- Born: Louis Edward Webb September 6, 1911 Knoxville, Tennessee, U.S.
- Died: September 2, 1940 (aged 28) Syracuse, New York, U.S.

Champ Car career
- 2 races run over 4 years
- First race: 1940 Springfield 100 (Springfield)
- Last race: 1940 Syracuse 100 (Syracuse)
| Wins | Podiums | Poles |
| 0 | 0 | 0 |

= Lou Webb =

American racing driver (1911–1940)

Louis Edward Webb (September 6, 1911 – September 2, 1940) was an American racing driver. Predominantly racing midgets and big cars, he was killed in a AAA-sanctioned national championship race.

== Life and career ==

Webb was born in Knoxville, Tennessee.

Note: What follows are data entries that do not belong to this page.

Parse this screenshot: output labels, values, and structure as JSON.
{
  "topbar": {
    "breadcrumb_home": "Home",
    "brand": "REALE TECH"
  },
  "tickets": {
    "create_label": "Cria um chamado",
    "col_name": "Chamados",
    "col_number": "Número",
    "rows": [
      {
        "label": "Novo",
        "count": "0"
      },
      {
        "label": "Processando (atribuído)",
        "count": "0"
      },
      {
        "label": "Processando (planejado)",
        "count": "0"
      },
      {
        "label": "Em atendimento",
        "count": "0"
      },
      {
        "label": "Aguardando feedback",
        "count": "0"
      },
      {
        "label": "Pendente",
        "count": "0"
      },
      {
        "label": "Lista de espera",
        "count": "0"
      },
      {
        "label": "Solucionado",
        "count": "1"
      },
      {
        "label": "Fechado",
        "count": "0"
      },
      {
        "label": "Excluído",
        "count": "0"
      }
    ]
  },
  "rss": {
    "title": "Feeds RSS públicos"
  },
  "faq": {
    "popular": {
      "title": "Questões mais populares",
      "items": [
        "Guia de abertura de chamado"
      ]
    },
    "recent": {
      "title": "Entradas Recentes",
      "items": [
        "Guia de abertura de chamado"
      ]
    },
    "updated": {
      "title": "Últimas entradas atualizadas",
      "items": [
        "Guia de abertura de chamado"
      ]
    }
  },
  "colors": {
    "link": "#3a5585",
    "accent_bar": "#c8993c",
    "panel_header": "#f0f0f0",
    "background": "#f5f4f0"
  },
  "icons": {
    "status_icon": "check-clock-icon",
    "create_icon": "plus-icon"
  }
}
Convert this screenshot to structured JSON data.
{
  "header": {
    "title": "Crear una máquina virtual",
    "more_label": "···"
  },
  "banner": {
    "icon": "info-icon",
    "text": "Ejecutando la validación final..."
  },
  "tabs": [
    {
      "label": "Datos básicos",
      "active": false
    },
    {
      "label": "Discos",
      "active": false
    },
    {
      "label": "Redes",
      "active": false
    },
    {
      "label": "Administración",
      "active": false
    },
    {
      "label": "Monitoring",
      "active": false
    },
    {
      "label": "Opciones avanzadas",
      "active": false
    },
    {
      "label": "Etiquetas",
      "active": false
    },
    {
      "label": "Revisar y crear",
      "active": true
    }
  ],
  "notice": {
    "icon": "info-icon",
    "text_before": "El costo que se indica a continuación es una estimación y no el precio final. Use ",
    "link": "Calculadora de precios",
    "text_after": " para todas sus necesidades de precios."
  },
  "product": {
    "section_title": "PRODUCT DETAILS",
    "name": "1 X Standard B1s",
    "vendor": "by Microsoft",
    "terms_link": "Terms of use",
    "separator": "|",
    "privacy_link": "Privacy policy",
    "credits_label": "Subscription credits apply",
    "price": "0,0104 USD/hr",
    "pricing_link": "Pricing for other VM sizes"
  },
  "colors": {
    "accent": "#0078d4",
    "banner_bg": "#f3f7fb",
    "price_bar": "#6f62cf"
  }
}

He and his brother Jack worked as mechanics in Glendale, California. Webb developed an interest in auto racing when he visited Legion Ascot Speedway where he began his racing career as a riding mechanic. Webb went on to become a driver, racing at Legion Ascot. He would later race on the east coast with AAA, and move into AAA Championship racing.

== Death ==

On September 2, 1940, Webb competed in a 100-mile AAA-sanctioned national championship race held at the New York State Fairgrounds in Syracuse before 40,000 spectators. On the 17th lap, he collided with Kelly Petillo, who was decreasing speed for turn one. Webb rode over Petillo's car, hurtled into the air and somersaulted down the track. Petillo was virtually unscathed, but Webb, who was ejected from his racer, died a little later.